夕食へ♪
「……ふぅ」
シャワー室の蒸気と共に、ようやく「侍女」としての熱を洗い流した。
鏡の前で、肌に赤く残ったモノキニの食い込み跡に溜息をつき、潤は元々の私服に着替える。
いつものTシャツとパンツの感触が、今はこれ以上なく贅沢で、安心するものに感じられた。
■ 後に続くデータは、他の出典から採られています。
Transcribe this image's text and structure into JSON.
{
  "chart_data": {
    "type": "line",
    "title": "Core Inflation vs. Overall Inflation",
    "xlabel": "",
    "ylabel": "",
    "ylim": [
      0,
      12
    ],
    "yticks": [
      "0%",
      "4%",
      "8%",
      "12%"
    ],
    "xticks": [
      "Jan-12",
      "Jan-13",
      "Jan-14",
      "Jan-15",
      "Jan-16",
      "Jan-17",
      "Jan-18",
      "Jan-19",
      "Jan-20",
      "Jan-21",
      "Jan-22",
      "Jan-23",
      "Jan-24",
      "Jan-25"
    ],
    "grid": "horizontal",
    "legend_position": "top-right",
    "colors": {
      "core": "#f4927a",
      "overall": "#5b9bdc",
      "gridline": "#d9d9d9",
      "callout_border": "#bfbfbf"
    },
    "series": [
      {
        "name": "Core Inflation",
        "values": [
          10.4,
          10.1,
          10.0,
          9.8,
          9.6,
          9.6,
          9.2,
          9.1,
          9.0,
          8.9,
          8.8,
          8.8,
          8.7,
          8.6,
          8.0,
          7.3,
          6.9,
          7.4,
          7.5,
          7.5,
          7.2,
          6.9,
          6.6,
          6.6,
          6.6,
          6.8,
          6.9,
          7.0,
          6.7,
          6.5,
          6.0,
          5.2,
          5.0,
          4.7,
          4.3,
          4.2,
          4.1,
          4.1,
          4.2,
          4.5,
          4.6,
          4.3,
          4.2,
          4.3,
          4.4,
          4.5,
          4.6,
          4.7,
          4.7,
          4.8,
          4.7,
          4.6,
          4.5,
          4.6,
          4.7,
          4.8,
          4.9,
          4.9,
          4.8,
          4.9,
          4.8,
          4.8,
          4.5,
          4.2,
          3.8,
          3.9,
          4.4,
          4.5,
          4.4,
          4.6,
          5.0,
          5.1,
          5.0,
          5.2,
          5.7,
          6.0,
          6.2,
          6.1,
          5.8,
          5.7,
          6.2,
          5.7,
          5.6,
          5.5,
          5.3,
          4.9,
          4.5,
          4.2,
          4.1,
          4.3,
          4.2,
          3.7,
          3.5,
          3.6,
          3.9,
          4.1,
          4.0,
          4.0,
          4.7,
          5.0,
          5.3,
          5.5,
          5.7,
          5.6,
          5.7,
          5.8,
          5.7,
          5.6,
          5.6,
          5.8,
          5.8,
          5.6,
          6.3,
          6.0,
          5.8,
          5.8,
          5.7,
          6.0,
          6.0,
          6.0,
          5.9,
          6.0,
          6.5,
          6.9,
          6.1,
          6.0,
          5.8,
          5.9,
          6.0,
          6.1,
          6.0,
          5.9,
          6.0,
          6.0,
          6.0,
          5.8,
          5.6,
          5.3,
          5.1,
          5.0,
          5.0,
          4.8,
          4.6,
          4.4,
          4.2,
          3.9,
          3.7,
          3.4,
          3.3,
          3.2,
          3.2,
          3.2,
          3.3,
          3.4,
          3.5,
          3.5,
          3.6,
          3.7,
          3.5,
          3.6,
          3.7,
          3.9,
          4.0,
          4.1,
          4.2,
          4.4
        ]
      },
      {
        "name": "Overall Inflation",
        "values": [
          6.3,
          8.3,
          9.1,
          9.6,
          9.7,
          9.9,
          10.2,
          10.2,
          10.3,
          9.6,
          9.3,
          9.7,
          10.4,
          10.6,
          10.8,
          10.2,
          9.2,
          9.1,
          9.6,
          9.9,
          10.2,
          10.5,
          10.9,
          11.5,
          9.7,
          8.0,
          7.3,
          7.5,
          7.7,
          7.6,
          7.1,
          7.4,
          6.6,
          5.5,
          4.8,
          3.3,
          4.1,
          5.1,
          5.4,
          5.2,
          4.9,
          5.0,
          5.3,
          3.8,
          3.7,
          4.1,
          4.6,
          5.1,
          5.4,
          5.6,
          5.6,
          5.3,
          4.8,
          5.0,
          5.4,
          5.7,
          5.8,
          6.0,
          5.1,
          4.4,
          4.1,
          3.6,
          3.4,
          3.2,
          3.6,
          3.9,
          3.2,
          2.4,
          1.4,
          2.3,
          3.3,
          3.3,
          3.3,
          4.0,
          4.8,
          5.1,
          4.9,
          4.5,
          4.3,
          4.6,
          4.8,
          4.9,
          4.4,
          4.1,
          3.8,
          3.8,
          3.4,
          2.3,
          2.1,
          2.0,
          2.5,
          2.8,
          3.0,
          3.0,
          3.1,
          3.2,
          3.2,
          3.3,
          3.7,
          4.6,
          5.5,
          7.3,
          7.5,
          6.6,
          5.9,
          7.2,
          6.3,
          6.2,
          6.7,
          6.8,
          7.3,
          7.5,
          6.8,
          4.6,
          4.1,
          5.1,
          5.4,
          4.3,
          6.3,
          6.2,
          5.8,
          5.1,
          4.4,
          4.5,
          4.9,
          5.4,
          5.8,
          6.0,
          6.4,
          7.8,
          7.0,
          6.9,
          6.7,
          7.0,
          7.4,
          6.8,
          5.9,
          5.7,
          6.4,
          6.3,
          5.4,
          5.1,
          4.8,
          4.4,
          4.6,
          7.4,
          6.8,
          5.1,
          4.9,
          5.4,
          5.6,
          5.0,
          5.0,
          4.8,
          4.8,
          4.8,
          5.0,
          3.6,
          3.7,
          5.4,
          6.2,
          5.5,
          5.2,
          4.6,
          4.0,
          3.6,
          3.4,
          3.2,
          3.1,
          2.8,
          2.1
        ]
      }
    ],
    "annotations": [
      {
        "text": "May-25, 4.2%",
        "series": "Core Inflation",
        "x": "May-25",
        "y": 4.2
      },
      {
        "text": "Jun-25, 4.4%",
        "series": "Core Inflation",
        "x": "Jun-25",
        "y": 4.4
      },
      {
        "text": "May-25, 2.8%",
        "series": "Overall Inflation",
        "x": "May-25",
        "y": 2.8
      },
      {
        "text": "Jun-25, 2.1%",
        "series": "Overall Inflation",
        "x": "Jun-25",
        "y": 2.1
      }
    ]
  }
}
ピーちゃんはぴょんぴょんと跳ねてくると、潤の胸元にすっぽりと収まった。
更衣室に戻ると、桜子もあの際どいモノキニメイド服を脱ぎ捨て、私服に着替えていた。
「潤。……桃姫が待っているわよ」
桃姫イチオシの店は、例のパフェの店のすぐ近くらしい。
そこへ向かう道中、潤はスマホを取り出し、マサにメッセージを送る。
『どこいるの!? 帰った!?』
通知音が鳴る間もなく、即座に既読がついた。
『そっち大変そうみたいだったから、ピーチ太郎と釣りしてたわ。一匹も釣れなかったけど(笑)そっちはどんな感じ!?』
潤は、更衣室での堀井先生の乱入や「情報の暴力」を思い出し、遠い目をした。
『釣りかぁいいなぁ……こっちは地獄だったよ。これからご飯。パフェの店の近くにいくみたいだから、ついたら迎えに行くよ』
『オッケー』
スマホを閉じ、隣を歩く桜子と、前を歩く桃姫に声をかける。
「マサたちと連絡取れました。パフェの店の近くだって伝えたので、その辺に着いたらまた連絡くるんで、僕が迎えに行きます」
すると、桃姫が足を止めずに優雅に告げた。
「ピーチ太郎も一緒なのでしょう? なら、ジュエルって連絡しておいて」
「……ジュエル? 了解、すぐ送る。」
『……お店、ジュエルだって。ピーチ太郎なら分かるみたいだよ! よろしく』
マサからの返信は、やはり秒速だった。
『知ってるってさ。直接向かうね』
「……知ってるみたいです。直接来るって」
「そう。なら、お店で待ち合わせね」
夕暮れの街を歩く。
潤は、シャワーを浴びてサッパリしたはずなのに、身体の奥にあの「更衣室の残香」がまだ染み付いているような気がして、無意識に胸元のピーちゃんの位置を直した。